Why the math is worse than you've heard
The standard talking point is the compounding one: if each step is 95% reliable, twenty steps in a row succeed only 0.95²⁰ ≈ 36% of the time. It is a good intuition pump, and it is too generous.
That formula assumes errors are independent — that step 12 failing tells you nothing about step 13. Real agents violate this constantly. A value hallucinated in step 1 gets written into the running context and then cited as fact by every step after it; Drew Breunig calls this "context poisoning," and it is only one of four ways long contexts rot (alongside distraction, confusion, and clash). Once a wrong fact is in the agent's working memory, the per-step failure rate stops being constant and starts climbing. The clean 0.95ᴺ curve is the optimistic bound. The real one bends down faster.
A 2025 paper put a name on the shape: agent success has something like a half-life, decaying roughly exponentially with task length under a constant per-step failure hazard. METR measured the same wall from the other side — the task length today's agents can complete doubles about every seven months, but the horizon at 80% reliability is far shorter than at 50%. Demand more dependability and the set of things an agent can actually finish shrinks fast. The benchmarks echo it: on WebArena's 812 real web tasks, the best GPT-4 agent finished 14.4% to a human's 78.2%.
The argument the labs are having
If compounding is the disease, what's the cure? The two best-funded agent labs disagree in public, which is the most useful thing about the debate.

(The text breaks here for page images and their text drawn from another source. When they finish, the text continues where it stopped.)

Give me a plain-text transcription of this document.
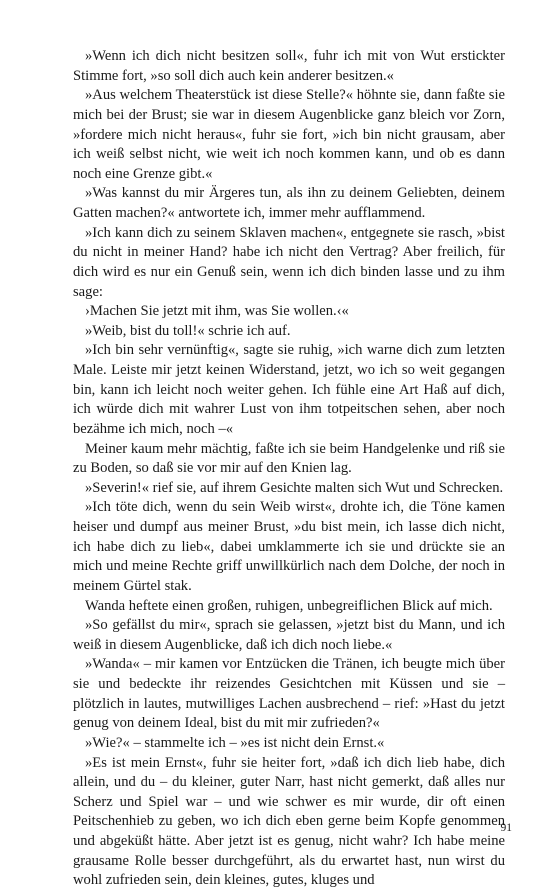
»Wenn ich dich nicht besitzen soll«, fuhr ich mit von Wut erstickter Stimme fort, »so soll dich auch kein anderer besitzen.«

»Aus welchem Theaterstück ist diese Stelle?« höhnte sie, dann faßte sie mich bei der Brust; sie war in diesem Augenblicke ganz bleich vor Zorn, »fordere mich nicht heraus«, fuhr sie fort, »ich bin nicht grausam, aber ich weiß selbst nicht, wie weit ich noch kommen kann, und ob es dann noch eine Grenze gibt.«

»Was kannst du mir Ärgeres tun, als ihn zu deinem Geliebten, deinem Gatten machen?« antwortete ich, immer mehr aufflammend.

»Ich kann dich zu seinem Sklaven machen«, entgegnete sie rasch, »bist du nicht in meiner Hand? habe ich nicht den Vertrag? Aber freilich, für dich wird es nur ein Genuß sein, wenn ich dich binden lasse und zu ihm sage:

›Machen Sie jetzt mit ihm, was Sie wollen.‹«

»Weib, bist du toll!« schrie ich auf.

»Ich bin sehr vernünftig«, sagte sie ruhig, »ich warne dich zum letzten Male. Leiste mir jetzt keinen Widerstand, jetzt, wo ich so weit gegangen bin, kann ich leicht noch weiter gehen. Ich fühle eine Art Haß auf dich, ich würde dich mit wahrer Lust von ihm totpeitschen sehen, aber noch bezähme ich mich, noch –«

Meiner kaum mehr mächtig, faßte ich sie beim Handgelenke und riß sie zu Boden, so daß sie vor mir auf den Knien lag.

»Severin!« rief sie, auf ihrem Gesichte malten sich Wut und Schrecken.

»Ich töte dich, wenn du sein Weib wirst«, drohte ich, die Töne kamen heiser und dumpf aus meiner Brust, »du bist mein, ich lasse dich nicht, ich habe dich zu lieb«, dabei umklammerte ich sie und drückte sie an mich und meine Rechte griff unwillkürlich nach dem Dolche, der noch in meinem Gürtel stak.

Wanda heftete einen großen, ruhigen, unbegreiflichen Blick auf mich.

»So gefällst du mir«, sprach sie gelassen, »jetzt bist du Mann, und ich weiß in diesem Augenblicke, daß ich dich noch liebe.«

»Wanda« – mir kamen vor Entzücken die Tränen, ich beugte mich über sie und bedeckte ihr reizendes Gesichtchen mit Küssen und sie – plötzlich in lautes, mutwilliges Lachen ausbrechend – rief: »Hast du jetzt genug von deinem Ideal, bist du mit mir zufrieden?«

»Wie?« – stammelte ich – »es ist nicht dein Ernst.«

»Es ist mein Ernst«, fuhr sie heiter fort, »daß ich dich lieb habe, dich allein, und du – du kleiner, guter Narr, hast nicht gemerkt, daß alles nur Scherz und Spiel war – und wie schwer es mir wurde, dir oft einen Peitschenhieb zu geben, wo ich dich eben gerne beim Kopfe genommen und abgeküßt hätte. Aber jetzt ist es genug, nicht wahr? Ich habe meine grausame Rolle besser durchgeführt, als du erwartet hast, nun wirst du wohl zufrieden sein, dein kleines, gutes, kluges und

91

Anthropic published a multi-agent research system — an Opus lead delegating to Sonnet subagents — that beat single-agent Opus by 90.2% on their internal eval, while burning roughly 15× the tokens. Cognition, the team behind Devin, published a post titled, flatly, "Don't Build Multi-Agents," arguing that parallel subagents make conflicting decisions that compound into incoherent output.
They are both right, and the reconciliation is a single question: is the work parallelizable and read-only? Fanning out to gather information — search, read, summarize — parallelizes cleanly, because subagents don't have to agree on a shared mutable state. Writing code, or executing a transaction, does not; there the subagents' implicit decisions collide, and Cognition's "share the full trace, stay single-threaded" wins. Ask "are my steps tightly coupled and side-effecting?" before you reach for an org chart of agents.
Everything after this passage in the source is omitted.